Appena versato, il colore che vira verso il paglierino rivela subito il contatto con il legno. Nonostante al naso già a circa 10° sfoderi subito un’aromaticità da manuale, dopo una breve permanenza nel calice emerge la sua particolare capacità di declinare il ginjo-ka.
Una prima impressione di latte di cocco e melone bianco lascia presto spazio a profumi balsamici, perfino mentolati, e se resta comunque traccia di frutta si tratta di una nota citrica, fresca e acida.
La parte balsamica si evolve poi fino a integrarsi con l’impressione lattica iniziale, dando vita a una splendida nota di crema di menta.
Il sorso rivela una texture gustativa inedita; è cremoso a tal punto da ricordare la sensazione tattile della gomma arabica o dei mochi, e la ragione di questa tattilità pronunciata è da ricercarsi sicuramente nel contenitore che ne ospita la fermentazione.
Sebbene la cremosità possa far pensare a un sake "pesante", va sottolineato come la freschezza balsamica, la secchezza e la piacevole pungenza quasi pepata ne aiutino incredibilmente la beva.
Man mano che la temperatura sale verso i 16°, emerge un’insospettabile comparto umami.
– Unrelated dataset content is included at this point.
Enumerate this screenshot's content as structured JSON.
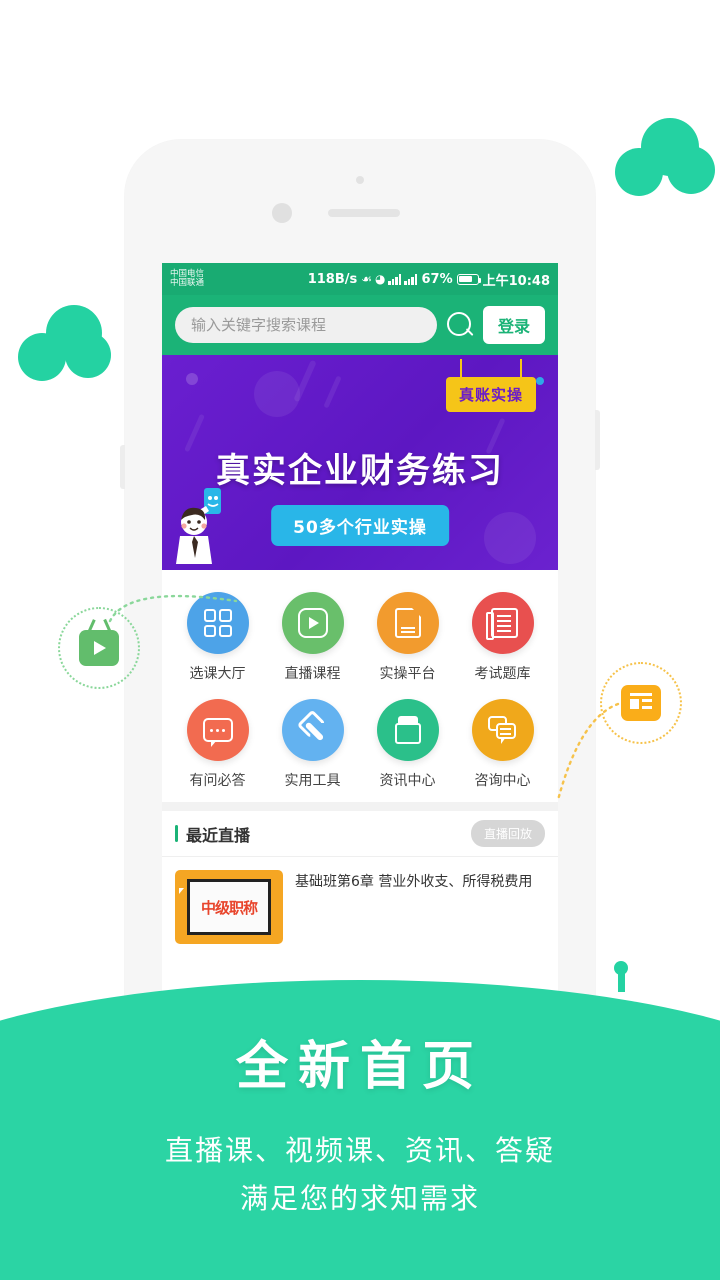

Un prezioso gioco di equilibri tra riso, melone bianco e ciliegia caramellata crea un connubio talmente riuscito da rendere questa temperatura di servizio a nostro parere preferibile a quella iniziale, nonostante una nota alcolica ben presente, che però non disturba affatto.
Un sake che accoglie il bevitore con grande immediatezza ma che, se saputo aspettare, regala una notevole complessità umami.